Is his “testimony,” transmitted via FBI agents or old reports, still admissible?
Kammen begins, “If I pick up the paper and read a government witness has died –”
The judge interjects. “Is now unavailable.”
“Is now unavailable,” Kammen continues, “can the U.S. kill witnesses and then still use their evidence, their hearsay evidence?” If so, he says, the defense will need to prepare for the possibility, and do extensive research overseas.
The government “opposes the motion as unripe” -- that is, the harm the defense seeks to remedy is not yet apparent. The chief prosecutor, Brigadier General Mark Martins, says if and when the prosecution includes hearsay, then the defense can object.
Both sides are pushing on the military commissions’ sore spot – delays. The defense says it’s best to delay now – to rule whether hearsay is admissible – and avoid delay later, when the defense challenges it down the road.
The judge concedes, “I’m not going to sit up here and tell you it may be a quick process.”
“It’s going to be a hideously long process,” says Kammen.
On the second day of the hearings we also hear arguments about whether or not Nashiri can be banned from classified pre-trial hearings. He doesn’t have security clearance, after all. He can be present when he himself discusses classified information that he knows, the government says. But beyond that, it’s not guaranteed.

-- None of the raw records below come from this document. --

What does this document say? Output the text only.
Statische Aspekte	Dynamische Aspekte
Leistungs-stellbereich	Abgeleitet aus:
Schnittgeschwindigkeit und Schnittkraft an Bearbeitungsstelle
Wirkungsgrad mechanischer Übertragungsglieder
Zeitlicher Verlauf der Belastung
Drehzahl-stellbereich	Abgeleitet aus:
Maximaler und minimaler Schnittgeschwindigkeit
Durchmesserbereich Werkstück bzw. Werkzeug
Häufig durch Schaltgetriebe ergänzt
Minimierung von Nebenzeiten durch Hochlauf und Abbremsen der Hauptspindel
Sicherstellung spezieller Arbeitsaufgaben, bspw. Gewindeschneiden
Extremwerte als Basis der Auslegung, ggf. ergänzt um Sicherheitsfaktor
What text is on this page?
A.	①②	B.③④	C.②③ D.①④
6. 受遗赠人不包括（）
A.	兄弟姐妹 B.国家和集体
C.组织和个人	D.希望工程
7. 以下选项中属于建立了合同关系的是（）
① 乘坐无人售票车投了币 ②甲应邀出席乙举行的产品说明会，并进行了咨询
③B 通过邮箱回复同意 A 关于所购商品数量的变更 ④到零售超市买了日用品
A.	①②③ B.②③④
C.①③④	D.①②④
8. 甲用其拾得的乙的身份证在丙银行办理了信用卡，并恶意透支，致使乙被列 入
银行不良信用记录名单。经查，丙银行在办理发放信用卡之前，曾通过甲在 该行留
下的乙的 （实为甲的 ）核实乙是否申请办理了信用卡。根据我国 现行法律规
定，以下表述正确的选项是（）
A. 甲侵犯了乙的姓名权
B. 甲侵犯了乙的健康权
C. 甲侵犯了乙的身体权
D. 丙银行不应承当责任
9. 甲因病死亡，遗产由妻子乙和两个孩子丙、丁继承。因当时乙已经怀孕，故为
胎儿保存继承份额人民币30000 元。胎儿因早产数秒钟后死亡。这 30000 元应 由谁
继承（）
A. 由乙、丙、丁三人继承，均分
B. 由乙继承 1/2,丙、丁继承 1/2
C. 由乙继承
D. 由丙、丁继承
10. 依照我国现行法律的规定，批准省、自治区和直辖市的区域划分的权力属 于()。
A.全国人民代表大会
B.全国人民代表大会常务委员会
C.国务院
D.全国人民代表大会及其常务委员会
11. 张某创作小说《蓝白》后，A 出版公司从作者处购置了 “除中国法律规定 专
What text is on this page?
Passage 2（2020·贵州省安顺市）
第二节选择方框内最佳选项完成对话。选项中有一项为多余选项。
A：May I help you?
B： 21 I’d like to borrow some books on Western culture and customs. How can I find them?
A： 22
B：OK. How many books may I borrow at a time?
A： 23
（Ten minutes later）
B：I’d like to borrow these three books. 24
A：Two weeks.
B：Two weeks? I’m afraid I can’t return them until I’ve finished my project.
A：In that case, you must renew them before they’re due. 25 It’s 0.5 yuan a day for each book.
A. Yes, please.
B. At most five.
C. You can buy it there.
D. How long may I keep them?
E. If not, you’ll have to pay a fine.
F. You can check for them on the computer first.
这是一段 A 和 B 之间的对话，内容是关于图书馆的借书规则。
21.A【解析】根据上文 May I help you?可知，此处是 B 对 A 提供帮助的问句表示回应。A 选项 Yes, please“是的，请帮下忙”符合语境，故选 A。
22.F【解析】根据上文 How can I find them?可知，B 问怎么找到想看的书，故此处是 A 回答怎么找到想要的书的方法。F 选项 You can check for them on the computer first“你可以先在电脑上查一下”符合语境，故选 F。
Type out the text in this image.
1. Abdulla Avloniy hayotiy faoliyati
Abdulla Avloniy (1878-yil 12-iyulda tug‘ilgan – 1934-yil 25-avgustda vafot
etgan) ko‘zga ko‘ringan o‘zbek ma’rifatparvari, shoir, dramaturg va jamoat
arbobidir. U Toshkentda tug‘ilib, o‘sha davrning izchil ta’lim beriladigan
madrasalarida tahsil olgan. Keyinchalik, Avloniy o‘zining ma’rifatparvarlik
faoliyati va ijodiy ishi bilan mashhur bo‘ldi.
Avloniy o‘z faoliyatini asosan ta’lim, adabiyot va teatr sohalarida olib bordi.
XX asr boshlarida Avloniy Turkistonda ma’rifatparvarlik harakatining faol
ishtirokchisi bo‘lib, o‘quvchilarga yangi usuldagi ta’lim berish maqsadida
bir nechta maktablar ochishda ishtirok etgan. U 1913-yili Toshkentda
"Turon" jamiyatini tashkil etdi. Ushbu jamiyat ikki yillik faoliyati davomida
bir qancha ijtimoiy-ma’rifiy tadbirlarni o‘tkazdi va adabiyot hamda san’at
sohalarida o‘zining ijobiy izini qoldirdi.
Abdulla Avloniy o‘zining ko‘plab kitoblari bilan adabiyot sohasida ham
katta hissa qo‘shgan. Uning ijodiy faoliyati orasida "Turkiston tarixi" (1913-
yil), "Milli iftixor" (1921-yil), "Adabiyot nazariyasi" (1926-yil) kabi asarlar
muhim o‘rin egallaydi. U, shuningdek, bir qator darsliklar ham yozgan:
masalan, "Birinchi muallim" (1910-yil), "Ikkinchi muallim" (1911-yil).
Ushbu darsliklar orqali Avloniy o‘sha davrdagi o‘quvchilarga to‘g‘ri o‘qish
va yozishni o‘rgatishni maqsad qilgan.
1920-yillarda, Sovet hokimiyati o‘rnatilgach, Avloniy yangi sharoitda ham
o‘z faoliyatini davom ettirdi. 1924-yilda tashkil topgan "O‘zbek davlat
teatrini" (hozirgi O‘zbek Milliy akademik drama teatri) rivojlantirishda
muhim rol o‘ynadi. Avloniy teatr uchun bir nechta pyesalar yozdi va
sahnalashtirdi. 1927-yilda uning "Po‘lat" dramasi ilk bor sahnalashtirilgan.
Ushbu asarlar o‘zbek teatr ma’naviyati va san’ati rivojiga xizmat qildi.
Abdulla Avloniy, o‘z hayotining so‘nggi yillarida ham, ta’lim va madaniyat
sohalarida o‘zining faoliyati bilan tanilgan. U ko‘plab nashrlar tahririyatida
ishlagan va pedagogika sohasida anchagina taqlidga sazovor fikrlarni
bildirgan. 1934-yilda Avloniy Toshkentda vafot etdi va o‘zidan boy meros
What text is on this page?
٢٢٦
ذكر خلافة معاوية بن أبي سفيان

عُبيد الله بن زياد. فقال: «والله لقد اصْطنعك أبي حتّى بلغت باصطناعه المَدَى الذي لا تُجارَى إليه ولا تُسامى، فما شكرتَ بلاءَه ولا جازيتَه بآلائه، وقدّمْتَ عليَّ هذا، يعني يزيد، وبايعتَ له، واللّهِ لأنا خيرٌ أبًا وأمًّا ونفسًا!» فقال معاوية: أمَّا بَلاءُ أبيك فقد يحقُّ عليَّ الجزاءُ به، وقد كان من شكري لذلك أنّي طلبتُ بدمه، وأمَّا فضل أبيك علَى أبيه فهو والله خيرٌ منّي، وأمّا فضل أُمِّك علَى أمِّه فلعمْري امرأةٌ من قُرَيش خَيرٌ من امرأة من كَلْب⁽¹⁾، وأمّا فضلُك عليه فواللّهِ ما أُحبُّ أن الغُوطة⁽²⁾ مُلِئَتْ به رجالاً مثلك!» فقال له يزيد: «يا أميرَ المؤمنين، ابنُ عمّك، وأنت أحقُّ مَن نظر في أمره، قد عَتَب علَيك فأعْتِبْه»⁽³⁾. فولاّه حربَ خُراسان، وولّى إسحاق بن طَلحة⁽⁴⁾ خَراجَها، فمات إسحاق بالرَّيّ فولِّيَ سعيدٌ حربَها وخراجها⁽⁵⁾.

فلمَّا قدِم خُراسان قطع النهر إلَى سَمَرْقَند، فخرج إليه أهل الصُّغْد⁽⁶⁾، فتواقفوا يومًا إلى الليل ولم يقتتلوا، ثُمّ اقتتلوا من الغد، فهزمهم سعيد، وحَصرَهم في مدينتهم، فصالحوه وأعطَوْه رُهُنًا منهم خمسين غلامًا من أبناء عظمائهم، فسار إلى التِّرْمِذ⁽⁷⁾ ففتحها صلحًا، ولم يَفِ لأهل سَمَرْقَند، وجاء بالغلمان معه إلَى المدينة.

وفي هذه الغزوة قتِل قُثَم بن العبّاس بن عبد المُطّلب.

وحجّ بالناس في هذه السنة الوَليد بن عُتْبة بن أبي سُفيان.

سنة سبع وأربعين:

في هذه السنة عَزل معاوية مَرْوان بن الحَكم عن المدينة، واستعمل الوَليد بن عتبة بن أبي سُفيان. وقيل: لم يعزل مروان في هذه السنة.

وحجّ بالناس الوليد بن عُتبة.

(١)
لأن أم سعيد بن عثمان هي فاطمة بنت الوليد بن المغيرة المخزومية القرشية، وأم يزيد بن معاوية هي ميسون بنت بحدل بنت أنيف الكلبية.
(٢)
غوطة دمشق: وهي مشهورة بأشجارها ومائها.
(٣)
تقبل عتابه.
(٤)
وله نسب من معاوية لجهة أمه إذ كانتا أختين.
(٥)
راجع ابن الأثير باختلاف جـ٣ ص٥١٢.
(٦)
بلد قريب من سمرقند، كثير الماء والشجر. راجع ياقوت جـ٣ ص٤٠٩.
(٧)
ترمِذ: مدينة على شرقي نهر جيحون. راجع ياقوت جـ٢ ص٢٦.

The defense team (which does have clearance), claims a Catch-22 – they can’t ask Nashiri whether he knows about classified information without revealing it.
Among the things that are classified: detainees’ treatment by the CIA. The defense argues that Nashiri’s torture is central to their case, and that Nashiri must be able to counter what the government says about it.
“Let's say some agency gives them incorrect information,” Kammen says. “He will never be in a position to say to us that's not true. And waiting 'til trial is way, way, way too late.”
During a court recess, the reporters are stuck in an awkward spot in a courtyard behind the courtroom, hanging out of the sun under a tarp tent. The legal observers debate the finer points of the arguments. The victims and family members are set apart, with their own escorts. One of them looks at the observers talking, mimes chattering with his hand, and rolls his eyes at John Clodfelter, who lost his son, Kenneth.
Later, Clodfelter fulminates against the “legalese.”
“They’re not even thinking about the people that were killed,” he says.